The tech: Narwhal and Tusk: A DAG-based mempool
Consensus on the idea that consensus isn't the solution.
Since the successful invention of the Proof-of-Work (PoW) consensus algorithm we’ve seen many innovations happening with regards to the consensus algorithm of which the most notable is Proof-of-Stake. However the TPS increased significantly by the transition to the PoS consensus mechanism, this inherently runs into scalability issues as well. Some scalability solutions that have been proposed over the years include:
Adjusting the block size
Restrict the amount of validators
New consensus mechanisms
Some of these ‘solutions’ have been implemented and resulted into higher transaction throughput but none of these are viable, longterm scaling solutions at all. The general consensus among cryptographers and distributed systems experts was that scalability should be sought after in the consensus mechanism. The researchers of the Diem project at former FaceBook successfully challenged this result of group thinking. According to them:
“A mempool, that reliably distributes transactions, is the key enabler of a high-performance ledger. It should be separated from the consensus protocol altogether, leaving consensus only the job of ordering small fixed-size references. This leads to an overall system throughput being largely unaffected by consensus throughput.”

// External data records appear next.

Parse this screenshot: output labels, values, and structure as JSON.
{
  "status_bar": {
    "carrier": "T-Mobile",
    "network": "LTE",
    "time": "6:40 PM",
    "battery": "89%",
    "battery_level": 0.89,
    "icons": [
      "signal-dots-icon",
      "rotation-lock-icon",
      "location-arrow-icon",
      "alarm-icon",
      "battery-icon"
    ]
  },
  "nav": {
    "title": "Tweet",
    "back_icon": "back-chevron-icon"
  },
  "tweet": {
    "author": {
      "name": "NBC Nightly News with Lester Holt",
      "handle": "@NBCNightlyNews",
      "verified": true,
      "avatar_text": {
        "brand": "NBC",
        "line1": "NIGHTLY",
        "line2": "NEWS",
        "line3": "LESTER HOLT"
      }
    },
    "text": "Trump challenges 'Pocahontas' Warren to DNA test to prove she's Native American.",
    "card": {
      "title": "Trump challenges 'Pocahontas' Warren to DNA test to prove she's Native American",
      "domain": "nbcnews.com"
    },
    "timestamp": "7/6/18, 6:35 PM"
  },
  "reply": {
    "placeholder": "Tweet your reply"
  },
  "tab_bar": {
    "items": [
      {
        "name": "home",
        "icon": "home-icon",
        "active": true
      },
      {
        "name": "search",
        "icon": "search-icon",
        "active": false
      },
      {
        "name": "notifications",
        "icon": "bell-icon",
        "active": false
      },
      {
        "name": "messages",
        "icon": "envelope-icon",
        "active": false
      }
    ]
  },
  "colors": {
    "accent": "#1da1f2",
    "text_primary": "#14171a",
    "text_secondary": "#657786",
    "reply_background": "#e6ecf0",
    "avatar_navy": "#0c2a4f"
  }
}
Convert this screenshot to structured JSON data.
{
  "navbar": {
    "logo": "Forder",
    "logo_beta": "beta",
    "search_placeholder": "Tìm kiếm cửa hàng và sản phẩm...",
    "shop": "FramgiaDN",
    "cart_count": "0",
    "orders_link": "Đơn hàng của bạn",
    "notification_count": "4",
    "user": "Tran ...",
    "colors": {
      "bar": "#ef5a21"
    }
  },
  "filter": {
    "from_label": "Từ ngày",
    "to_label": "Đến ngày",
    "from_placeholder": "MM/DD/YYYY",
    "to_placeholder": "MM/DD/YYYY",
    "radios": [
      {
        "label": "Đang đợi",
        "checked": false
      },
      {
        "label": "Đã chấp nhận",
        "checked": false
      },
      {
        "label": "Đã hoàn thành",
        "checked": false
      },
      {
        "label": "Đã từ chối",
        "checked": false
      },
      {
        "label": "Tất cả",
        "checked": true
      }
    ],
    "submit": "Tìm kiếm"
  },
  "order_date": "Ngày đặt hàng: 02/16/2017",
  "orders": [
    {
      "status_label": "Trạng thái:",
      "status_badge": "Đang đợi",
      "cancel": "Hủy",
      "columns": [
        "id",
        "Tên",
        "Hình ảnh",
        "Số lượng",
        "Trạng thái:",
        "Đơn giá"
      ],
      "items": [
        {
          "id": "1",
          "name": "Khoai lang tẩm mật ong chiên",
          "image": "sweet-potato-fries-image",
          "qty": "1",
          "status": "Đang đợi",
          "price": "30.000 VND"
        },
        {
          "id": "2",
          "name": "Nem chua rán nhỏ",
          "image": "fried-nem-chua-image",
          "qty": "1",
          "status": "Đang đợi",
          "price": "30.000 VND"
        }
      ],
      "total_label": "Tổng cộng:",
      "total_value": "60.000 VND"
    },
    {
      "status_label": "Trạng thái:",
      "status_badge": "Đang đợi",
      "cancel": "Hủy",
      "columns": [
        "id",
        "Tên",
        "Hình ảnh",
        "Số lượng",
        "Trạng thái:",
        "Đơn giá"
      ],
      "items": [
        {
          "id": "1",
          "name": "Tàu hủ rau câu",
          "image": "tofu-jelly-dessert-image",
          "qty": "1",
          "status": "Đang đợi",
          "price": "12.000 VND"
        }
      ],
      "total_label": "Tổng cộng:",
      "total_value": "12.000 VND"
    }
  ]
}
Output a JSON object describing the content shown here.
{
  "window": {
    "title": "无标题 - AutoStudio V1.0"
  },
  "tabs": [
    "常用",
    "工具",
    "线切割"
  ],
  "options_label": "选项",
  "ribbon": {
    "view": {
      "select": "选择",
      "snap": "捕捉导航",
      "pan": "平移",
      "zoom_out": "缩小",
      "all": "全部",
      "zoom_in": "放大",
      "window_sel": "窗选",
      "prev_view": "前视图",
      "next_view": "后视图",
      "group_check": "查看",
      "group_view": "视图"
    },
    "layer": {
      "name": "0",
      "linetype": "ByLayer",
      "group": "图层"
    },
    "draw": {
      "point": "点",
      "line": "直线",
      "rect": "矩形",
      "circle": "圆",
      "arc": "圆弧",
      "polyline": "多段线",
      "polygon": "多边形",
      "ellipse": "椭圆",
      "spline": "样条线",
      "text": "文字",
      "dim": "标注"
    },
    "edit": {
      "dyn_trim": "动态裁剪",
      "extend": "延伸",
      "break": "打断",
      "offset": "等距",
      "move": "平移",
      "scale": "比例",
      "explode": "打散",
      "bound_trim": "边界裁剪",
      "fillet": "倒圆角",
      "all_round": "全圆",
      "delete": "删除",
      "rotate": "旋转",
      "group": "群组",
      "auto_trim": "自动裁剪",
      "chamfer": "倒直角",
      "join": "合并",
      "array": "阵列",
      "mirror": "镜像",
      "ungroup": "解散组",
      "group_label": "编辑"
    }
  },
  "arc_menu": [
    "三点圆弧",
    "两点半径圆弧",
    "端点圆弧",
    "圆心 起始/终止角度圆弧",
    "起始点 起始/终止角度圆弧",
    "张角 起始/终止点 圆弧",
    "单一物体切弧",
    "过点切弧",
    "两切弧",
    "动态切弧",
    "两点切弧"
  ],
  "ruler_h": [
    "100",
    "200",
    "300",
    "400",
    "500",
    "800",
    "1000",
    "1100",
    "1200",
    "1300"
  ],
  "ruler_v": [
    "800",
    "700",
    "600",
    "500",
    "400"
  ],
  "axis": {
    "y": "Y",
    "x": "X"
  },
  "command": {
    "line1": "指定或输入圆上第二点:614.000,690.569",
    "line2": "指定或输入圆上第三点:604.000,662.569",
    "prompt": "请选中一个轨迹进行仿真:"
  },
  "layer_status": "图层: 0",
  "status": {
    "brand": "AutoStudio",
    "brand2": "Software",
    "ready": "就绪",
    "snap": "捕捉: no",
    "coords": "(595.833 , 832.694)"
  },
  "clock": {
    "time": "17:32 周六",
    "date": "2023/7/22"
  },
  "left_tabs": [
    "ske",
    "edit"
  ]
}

The problem here is that the naive mempool design of monolithic blockchains like Bitcoin or Ethereum place transaction dissemination in the path of the consensus process and therefore it impacts the performance more than the consensus process itself. Narwhal demonstrates that it is possible to off-load transactions in a reliable manner to disseminate transactions before posting it to the mempool protocol. The only thing that consensus subsequently has to do is sequence a small amount of metadata. To reduce the latency in suboptimal circumstances, Narwhal will be complemented with a consensus protocol that generates a random coin to provide asynchronous consensus. So, in short, Tusk is a high performant consensus protocol that leverages Narwhal to maintain high throughput even if the number of validator increases.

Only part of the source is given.